Proton pack lights, finished!

And, it's show and tell time... finally got this one done :smiley:

In short, I was trying to build a light set for a proton pack replica (Ghostbusters for those not familiar with the term) using a custom Arduino setup. One that didn't involve taking an Arduino board and sticking it inside the pack forever. Working the lights was pretty easy: the sequence was 4 reds looping, and 12 blues in a knight ryder configuration. Then there's a pushbutton that tells the pack it's "firing", and after a while of holding the switch down, the lights start blinking all at once to warn of an overload.

The LEDs are all on their own breakouts, and there's a central controller board with the processor. Why all the breakouts? The blues go on one side, the reds on another side, then there's the battery pack, switch, a main power switch... it gets way too crowded if you try to fit it all in one board.

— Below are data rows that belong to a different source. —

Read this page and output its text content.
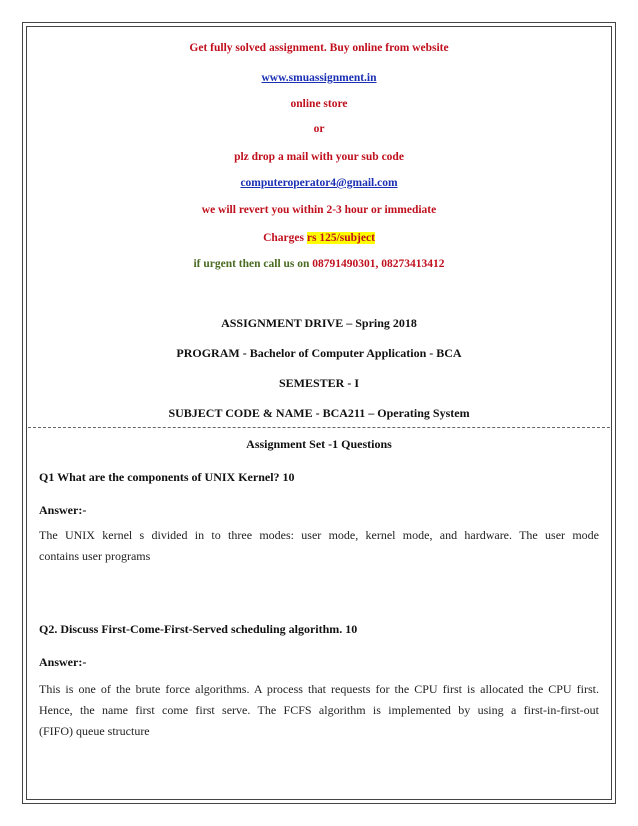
Get fully solved assignment. Buy online from website
www.smuassignment.in
online store
or
plz drop a mail with your sub code
computeroperator4@gmail.com
we will revert you within 2-3 hour or immediate
Charges rs 125/subject
if urgent then call us on 08791490301, 08273413412
ASSIGNMENT DRIVE – Spring 2018
PROGRAM - Bachelor of Computer Application - BCA
SEMESTER - I
SUBJECT CODE & NAME - BCA211 – Operating System
Assignment Set -1 Questions
Q1 What are the components of UNIX Kernel? 10
Answer:-
The UNIX kernel s divided in to three modes: user mode, kernel mode, and hardware. The user mode
contains user programs
Q2. Discuss First-Come-First-Served scheduling algorithm. 10
Answer:-
This is one of the brute force algorithms. A process that requests for the CPU first is allocated the CPU first.
Hence, the name first come first serve. The FCFS algorithm is implemented by using a first-in-first-out
(FIFO) queue structure
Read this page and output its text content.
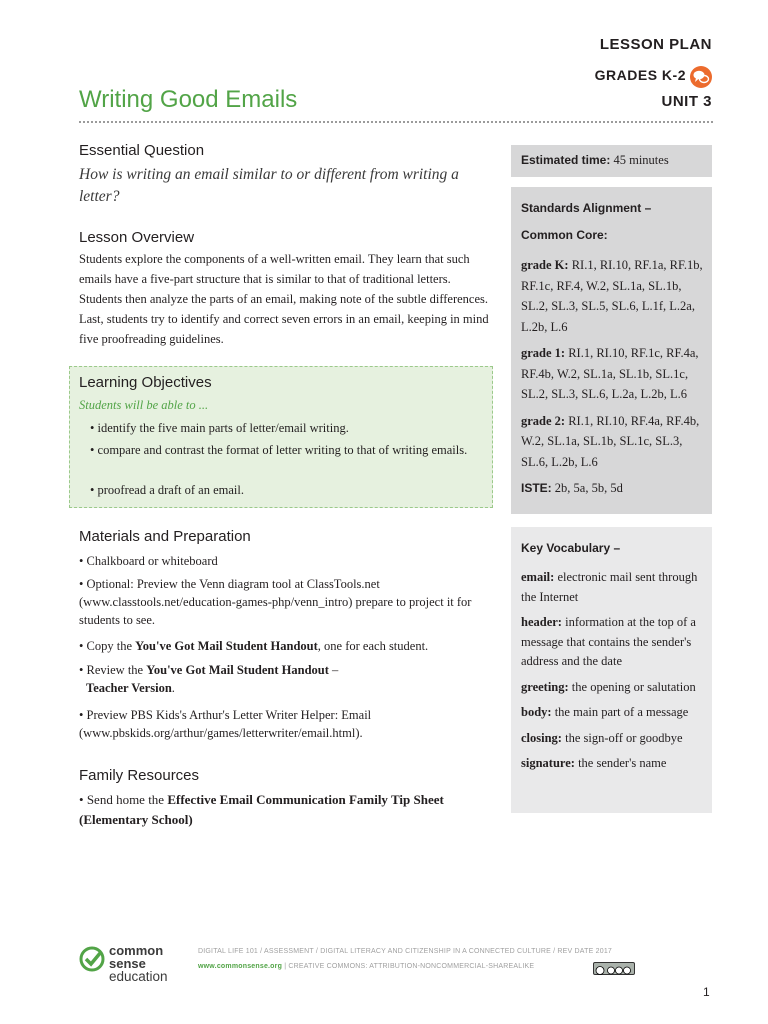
LESSON PLAN
GRADES K-2
UNIT 3
Writing Good Emails
Essential Question
How is writing an email similar to or different from writing a letter?
Lesson Overview
Students explore the components of a well-written email. They learn that such emails have a five-part structure that is similar to that of traditional letters. Students then analyze the parts of an email, making note of the subtle differences. Last, students try to identify and correct seven errors in an email, keeping in mind five proofreading guidelines.
Learning Objectives
Students will be able to ...
• identify the five main parts of letter/email writing.
• compare and contrast the format of letter writing to that of writing emails.
• proofread a draft of an email.
Materials and Preparation
• Chalkboard or whiteboard
• Optional: Preview the Venn diagram tool at ClassTools.net (www.classtools.net/education-games-php/venn_intro) prepare to project it for students to see.
• Copy the You've Got Mail Student Handout, one for each student.
• Review the You've Got Mail Student Handout –
Teacher Version.
• Preview PBS Kids's Arthur's Letter Writer Helper: Email (www.pbskids.org/arthur/games/letterwriter/email.html).
Family Resources
• Send home the Effective Email Communication Family Tip Sheet (Elementary School)
Estimated time: 45 minutes
Standards Alignment –
Common Core:
grade K: RI.1, RI.10, RF.1a, RF.1b, RF.1c, RF.4, W.2, SL.1a, SL.1b, SL.2, SL.3, SL.5, SL.6, L.1f, L.2a, L.2b, L.6
grade 1: RI.1, RI.10, RF.1c, RF.4a, RF.4b, W.2, SL.1a, SL.1b, SL.1c, SL.2, SL.3, SL.6, L.2a, L.2b, L.6
grade 2: RI.1, RI.10, RF.4a, RF.4b, W.2, SL.1a, SL.1b, SL.1c, SL.3, SL.6, L.2b, L.6
ISTE: 2b, 5a, 5b, 5d
Key Vocabulary –
email: electronic mail sent through the Internet
header: information at the top of a message that contains the sender's address and the date
greeting: the opening or salutation
body: the main part of a message
closing: the sign-off or goodbye
signature: the sender's name
common
sense
education
DIGITAL LIFE 101 / ASSESSMENT / DIGITAL LITERACY AND CITIZENSHIP IN A CONNECTED CULTURE / REV DATE 2017
www.commonsense.org | CREATIVE COMMONS: ATTRIBUTION-NONCOMMERCIAL-SHAREALIKE
1
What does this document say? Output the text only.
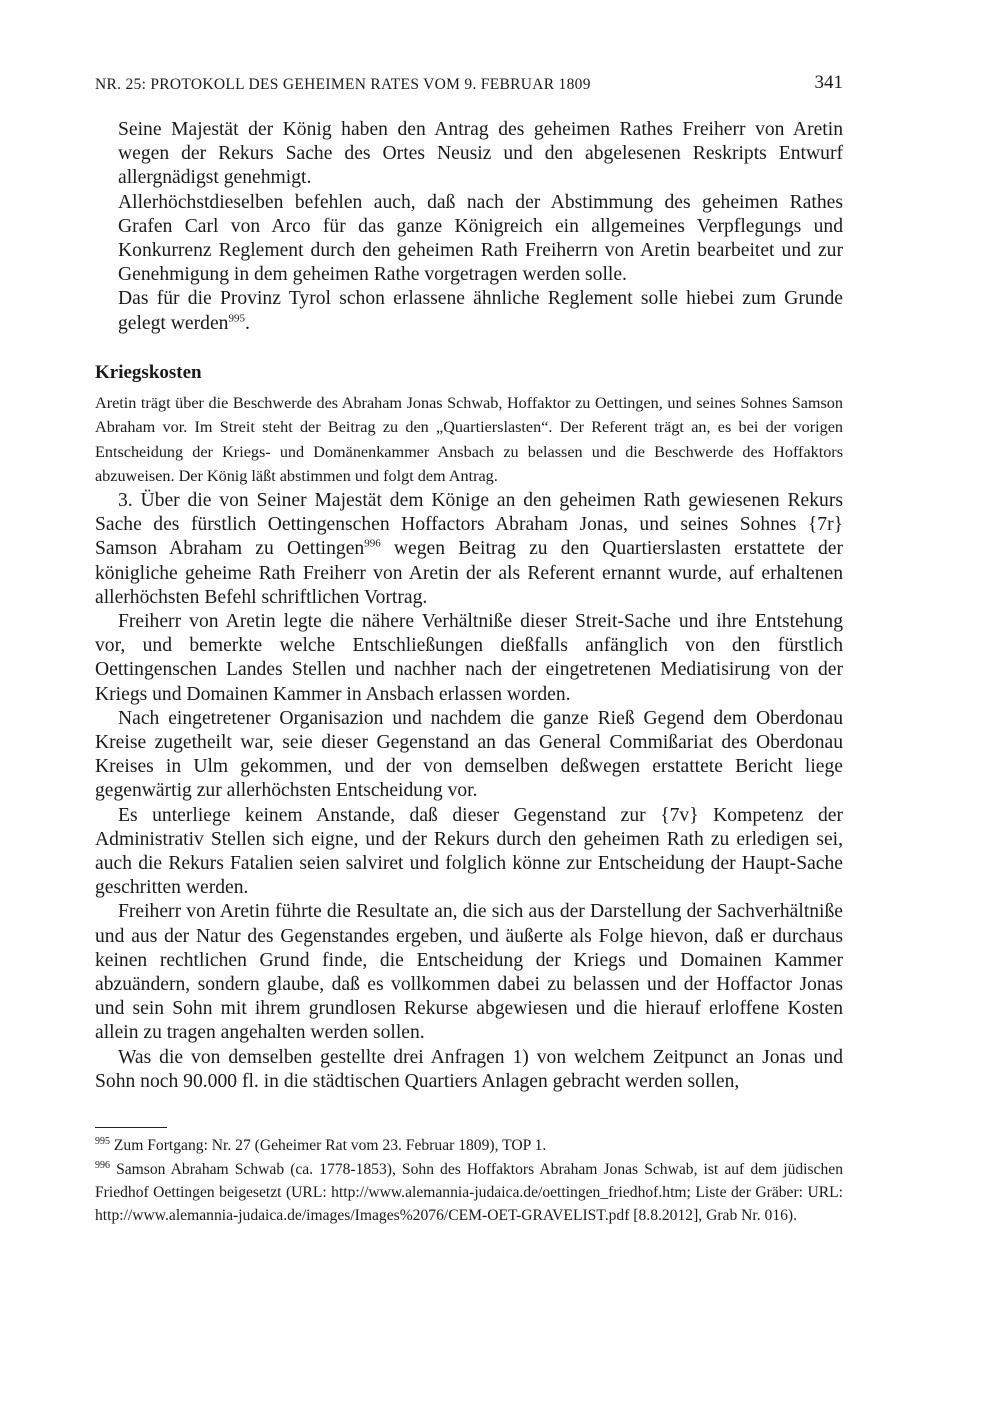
NR. 25: PROTOKOLL DES GEHEIMEN RATES VOM 9. FEBRUAR 1809	341

Seine Majestät der König haben den Antrag des geheimen Rathes Freiherr von Aretin wegen der Rekurs Sache des Ortes Neusiz und den abgelesenen Reskripts Entwurf allergnädigst genehmigt.

Allerhöchstdieselben befehlen auch, daß nach der Abstimmung des geheimen Rathes Grafen Carl von Arco für das ganze Königreich ein allgemeines Verpflegungs und Konkurrenz Reglement durch den geheimen Rath Freiherrn von Aretin bearbeitet und zur Genehmigung in dem geheimen Rathe vorgetragen werden solle.

Das für die Provinz Tyrol schon erlassene ähnliche Reglement solle hiebei zum Grunde gelegt werden$^{995}$.

Kriegskosten

Aretin trägt über die Beschwerde des Abraham Jonas Schwab, Hoffaktor zu Oettingen, und seines Sohnes Samson Abraham vor. Im Streit steht der Beitrag zu den „Quartierslasten“. Der Referent trägt an, es bei der vorigen Entscheidung der Kriegs- und Domänenkammer Ansbach zu belassen und die Beschwerde des Hoffaktors abzuweisen. Der König läßt abstimmen und folgt dem Antrag.

3. Über die von Seiner Majestät dem Könige an den geheimen Rath gewiesenen Rekurs Sache des fürstlich Oettingenschen Hoffactors Abraham Jonas, und seines Sohnes {7r} Samson Abraham zu Oettingen$^{996}$ wegen Beitrag zu den Quartierslasten erstattete der königliche geheime Rath Freiherr von Aretin der als Referent ernannt wurde, auf erhaltenen allerhöchsten Befehl schriftlichen Vortrag.

Freiherr von Aretin legte die nähere Verhältniße dieser Streit-Sache und ihre Entstehung vor, und bemerkte welche Entschließungen dießfalls anfänglich von den fürstlich Oettingenschen Landes Stellen und nachher nach der eingetretenen Mediatisirung von der Kriegs und Domainen Kammer in Ansbach erlassen worden.

Nach eingetretener Organisazion und nachdem die ganze Rieß Gegend dem Oberdonau Kreise zugetheilt war, seie dieser Gegenstand an das General Commißariat des Oberdonau Kreises in Ulm gekommen, und der von demselben deßwegen erstattete Bericht liege gegenwärtig zur allerhöchsten Entscheidung vor.

Es unterliege keinem Anstande, daß dieser Gegenstand zur {7v} Kompetenz der Administrativ Stellen sich eigne, und der Rekurs durch den geheimen Rath zu erledigen sei, auch die Rekurs Fatalien seien salviret und folglich könne zur Entscheidung der Haupt-Sache geschritten werden.

Freiherr von Aretin führte die Resultate an, die sich aus der Darstellung der Sachverhältniße und aus der Natur des Gegenstandes ergeben, und äußerte als Folge hievon, daß er durchaus keinen rechtlichen Grund finde, die Entscheidung der Kriegs und Domainen Kammer abzuändern, sondern glaube, daß es vollkommen dabei zu belassen und der Hoffactor Jonas und sein Sohn mit ihrem grundlosen Rekurse abgewiesen und die hierauf erloffene Kosten allein zu tragen angehalten werden sollen.

Was die von demselben gestellte drei Anfragen 1) von welchem Zeitpunct an Jonas und Sohn noch 90.000 fl. in die städtischen Quartiers Anlagen gebracht werden sollen,

$^{995}$ Zum Fortgang: Nr. 27 (Geheimer Rat vom 23. Februar 1809), TOP 1.

$^{996}$ Samson Abraham Schwab (ca. 1778-1853), Sohn des Hoffaktors Abraham Jonas Schwab, ist auf dem jüdischen Friedhof Oettingen beigesetzt (URL: http://www.alemannia-judaica.de/oettingen_friedhof.htm; Liste der Gräber: URL: http://www.alemannia-judaica.de/images/Images%2076/CEM-OET-GRAVELIST.pdf [8.8.2012], Grab Nr. 016).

Common anode/cathode configurations on the LEDs have given me mixed results before, so I just went with a regular old 1 to 1 limiting resistor configuration. Since I'm the one designing the PCBs, might as well put in the extra traces and shell out $0.50 for the extra resistors. And in the end, it looks really good and bright with no interaction between LEDs.

The blue LEDs have 2 daisy chained 74HC595 driving them. Arranging those traces was a pain the butt, BTW. 12 signal + power + gnd + chain signal... you get the picture. Fortunately I had plenty of space to work (that board can be huge due to mounting requirements). Still, I had to jump a few traces on the upper side of the board with wires ::slight_smile:

The blues are controlled with 3 pins from the processor, plus gnd and vcc.

The reds are driven by regular old NPN transistors (consider when they flash you have 16 LEDs going at the same time so you can't just drive them from the processor pins). Couldn't find a LED driver IC locally, and 4 small NPNs were cheaper than mail ordering a driver. The NPNs are switched via 4 pins on the processor.

The rest is just voltage regulation and limiting resistors for the NPNs. An LM7805, a couple of caps before and after the LM7805 (though I probably don't need those since I'm running on batteries), and a green LED for power indication. Add a 16 MHz crystal and a couple caps for the processor, pullup/down resistors on the reset and push switch, and that's it. Oh, and I had to improvise a 28 pin socket with a pair of 16 pins, so you see 4 pin holes left over ::slight_smile:

It's powered by 6 AA batteries. Cheaper to operate (rechargeables!) than with a 9V. And it keeps the 7805 regulator happy at a low temp.

Programming is pretty straightforward. The whole thing runs in a loop with counters. So one counter is 1 to 4 for the reds, the other 1 to 12 for the blues. The ShiftOut tutorial was really useful for figuring out the blue LED routines. There's a small function in the loop that monitors the switch press and counts how long the switch has been pressed, if it exceeds a threshold, that function takes over and blinks all the lights.

As for programming the hardware itself, I just took the processor out of my Arduino Uno, stuck in the white one in the picture, uploaded the sketch, tested, and then pulled it out of the Arduino and stuck it in the board. Works just fine. The processor already had a bootloader burnt on to it (bought it that way), so that saved me from having to mess with burning bootloaders.

Where's the videos?

I'll get the videos during the mounting process (be sure to flag the post it'll be a couple of days) :grin:

What I did make during assembly was a video on how I did the toner transfer and etch, in spanish tho.